Ни одно предприятие в отсутствие длинных денег не может спрогнозировать свою программу обновления фондов, и любой предприниматель постарается воздержаться от модернизации оборудования до упора, выдаивая из него все, пока оно не развалится. Как это сказывается на качестве и количестве отечественных продуктов потребления, пояснять не нужно.
Теперь следим за руками: по некоторой причине банковский сектор (государственный и частный) предпочитает выдавать потребительские кредиты, а не вкладывать в производство.
Отвечать на вопрос, чьи товары будут покупаться, когда своих нет или их недостаточно, и куда из России пойдут деньги, и что скажут про это предприниматели, и что скажут об этом граждане, когда заметят нехватку отечественных товаров, полагаю, опять-таки не нужно.
И нельзя сказать, что руководство страны эту проблему не решает. Центральный банк и правительство периодически пытаются заставить банки играть в «долгие деньги».
Вроде программы, когда под инвестиционные проекты ЦБ готов рефинансировать кредиты банка. Но банки не хотят в эти игры играть. Им проще играть в валюту, заниматься гарантиями под государственные контракты или в пресловутое потребительское кредитование.
2
Но там, где предприниматель видит экономические трудности, политолог видит политическую проблему.
Российскую экономику в последние месяцы сложно назвать надежной. Однако мне известны случаи, когда после скачка доллара в конце прошлого года организациям удавалось договариваться о снижении ставок по кредитам с европейскими банками (с краткой формулировкой «потом отдадите»), и этим же самым организациям в то же время не удавалось договориться об этом же с российскими банками.
О чем это говорит? О том, что европейские финансисты верят в экономику России больше, чем финансисты отечественные. В России существует обширный внутренний рынок, причем даже не федеральный, а региональный.
Наконец, уже 17 лет мы не сталкивались с ситуацией, когда российское руководство не выполняло бы своих экономических обещаний.
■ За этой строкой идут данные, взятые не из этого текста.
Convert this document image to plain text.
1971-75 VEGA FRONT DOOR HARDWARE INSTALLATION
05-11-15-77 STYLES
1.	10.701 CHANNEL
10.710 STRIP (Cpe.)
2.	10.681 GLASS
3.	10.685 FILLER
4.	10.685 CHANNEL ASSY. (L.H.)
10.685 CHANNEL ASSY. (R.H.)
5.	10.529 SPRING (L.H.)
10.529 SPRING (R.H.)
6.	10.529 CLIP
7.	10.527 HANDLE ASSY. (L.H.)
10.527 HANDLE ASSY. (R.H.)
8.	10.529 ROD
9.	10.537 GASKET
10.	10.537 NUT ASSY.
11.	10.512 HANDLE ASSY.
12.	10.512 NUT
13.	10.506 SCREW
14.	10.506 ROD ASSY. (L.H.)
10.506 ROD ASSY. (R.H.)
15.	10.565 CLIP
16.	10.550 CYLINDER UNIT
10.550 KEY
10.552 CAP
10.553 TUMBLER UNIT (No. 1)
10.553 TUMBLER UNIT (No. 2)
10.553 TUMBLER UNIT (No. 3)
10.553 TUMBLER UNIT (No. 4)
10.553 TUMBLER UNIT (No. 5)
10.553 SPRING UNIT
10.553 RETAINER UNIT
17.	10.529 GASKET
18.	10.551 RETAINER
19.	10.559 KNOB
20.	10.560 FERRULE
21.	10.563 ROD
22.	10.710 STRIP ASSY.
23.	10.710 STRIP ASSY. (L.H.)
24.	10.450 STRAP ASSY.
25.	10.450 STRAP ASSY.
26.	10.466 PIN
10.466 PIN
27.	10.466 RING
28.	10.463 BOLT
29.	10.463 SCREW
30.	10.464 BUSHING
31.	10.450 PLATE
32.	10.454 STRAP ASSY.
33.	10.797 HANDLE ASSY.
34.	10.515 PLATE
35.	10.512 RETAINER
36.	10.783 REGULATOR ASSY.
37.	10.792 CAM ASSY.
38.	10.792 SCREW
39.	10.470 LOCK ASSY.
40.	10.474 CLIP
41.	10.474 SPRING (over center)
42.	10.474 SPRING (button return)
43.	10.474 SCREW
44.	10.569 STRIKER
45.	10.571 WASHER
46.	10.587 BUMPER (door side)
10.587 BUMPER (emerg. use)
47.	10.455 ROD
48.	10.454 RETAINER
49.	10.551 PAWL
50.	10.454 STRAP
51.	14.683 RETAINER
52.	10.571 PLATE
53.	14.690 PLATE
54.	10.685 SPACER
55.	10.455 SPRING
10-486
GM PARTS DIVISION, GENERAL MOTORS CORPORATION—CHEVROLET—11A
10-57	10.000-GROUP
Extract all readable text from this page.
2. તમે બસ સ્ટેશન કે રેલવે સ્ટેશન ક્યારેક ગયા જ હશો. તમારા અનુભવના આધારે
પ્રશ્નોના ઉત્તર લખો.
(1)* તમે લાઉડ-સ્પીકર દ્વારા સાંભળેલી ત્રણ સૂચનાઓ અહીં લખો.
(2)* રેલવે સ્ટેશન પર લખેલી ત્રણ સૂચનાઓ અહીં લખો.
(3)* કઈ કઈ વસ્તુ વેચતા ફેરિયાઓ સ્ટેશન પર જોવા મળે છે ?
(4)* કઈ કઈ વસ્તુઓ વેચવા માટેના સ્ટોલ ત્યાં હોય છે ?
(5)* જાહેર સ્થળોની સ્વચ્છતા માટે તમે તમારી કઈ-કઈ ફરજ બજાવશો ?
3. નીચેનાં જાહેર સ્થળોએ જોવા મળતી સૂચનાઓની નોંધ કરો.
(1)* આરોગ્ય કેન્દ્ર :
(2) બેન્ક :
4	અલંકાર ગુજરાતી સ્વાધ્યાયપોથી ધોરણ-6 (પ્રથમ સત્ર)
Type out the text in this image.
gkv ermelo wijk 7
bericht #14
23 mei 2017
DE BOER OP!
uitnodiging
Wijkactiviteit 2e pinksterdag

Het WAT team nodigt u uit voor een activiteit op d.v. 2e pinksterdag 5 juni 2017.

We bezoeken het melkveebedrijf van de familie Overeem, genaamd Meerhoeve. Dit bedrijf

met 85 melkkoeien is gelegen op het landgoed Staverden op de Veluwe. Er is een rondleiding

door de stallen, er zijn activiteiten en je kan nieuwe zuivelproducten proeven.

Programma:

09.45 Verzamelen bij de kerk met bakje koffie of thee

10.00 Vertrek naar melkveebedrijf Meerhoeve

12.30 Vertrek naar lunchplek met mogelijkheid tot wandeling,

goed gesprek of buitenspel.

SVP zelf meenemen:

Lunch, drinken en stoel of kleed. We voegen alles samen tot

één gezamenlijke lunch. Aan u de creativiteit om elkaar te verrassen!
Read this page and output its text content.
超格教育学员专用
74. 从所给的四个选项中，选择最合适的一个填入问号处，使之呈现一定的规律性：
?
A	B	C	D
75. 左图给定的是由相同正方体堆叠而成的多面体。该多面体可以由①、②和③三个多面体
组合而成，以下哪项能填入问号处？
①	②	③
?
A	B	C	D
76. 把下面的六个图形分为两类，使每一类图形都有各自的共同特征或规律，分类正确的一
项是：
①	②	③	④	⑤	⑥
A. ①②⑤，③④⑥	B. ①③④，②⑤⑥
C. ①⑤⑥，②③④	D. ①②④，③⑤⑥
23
В этой ситуации неверие в «долгие деньги» представляется следствием какого-то сложного социального явления – экономического пессимизма, в плену которого находится российское финансовое сообщество.
Генезис этого явления от нас скрыт. Возможно, мы имеем дело с недосмотром государственной пропаганды, точнее, с ее наследственным пороком – игнорированием той аудитории, к которой относятся сами менеджеры этой пропаганды, то есть экономической верхушки нашего общества.А возможно, что за этим стоит и некая организованная сила, зарубежная или местная, которая стрижет с текущей ситуации экономические и политические дивиденды, распихивая по телеканалам и изданиям бизнес-гуру всех мастей, которые, энергично раскачиваясь в креслах, предсказывают грядущий «через три года» апокалипсис и делятся всевозможными «инсайдами» из года в год, вот уже 15 лет.
Как бы то ни было, и в том и в другом случае можно принять меры, причем одни и те же. Если уж не удается убедить сообщество финансистов и менеджеров текущими отчетами государственных чиновников, то, возможно, можно было бы начать с публичной демонстрации существующих рабочих моделей, но на несколько более сложном, чем репортаж федерального канала, экспертном уровне. Восполнить дефицит оптимизма.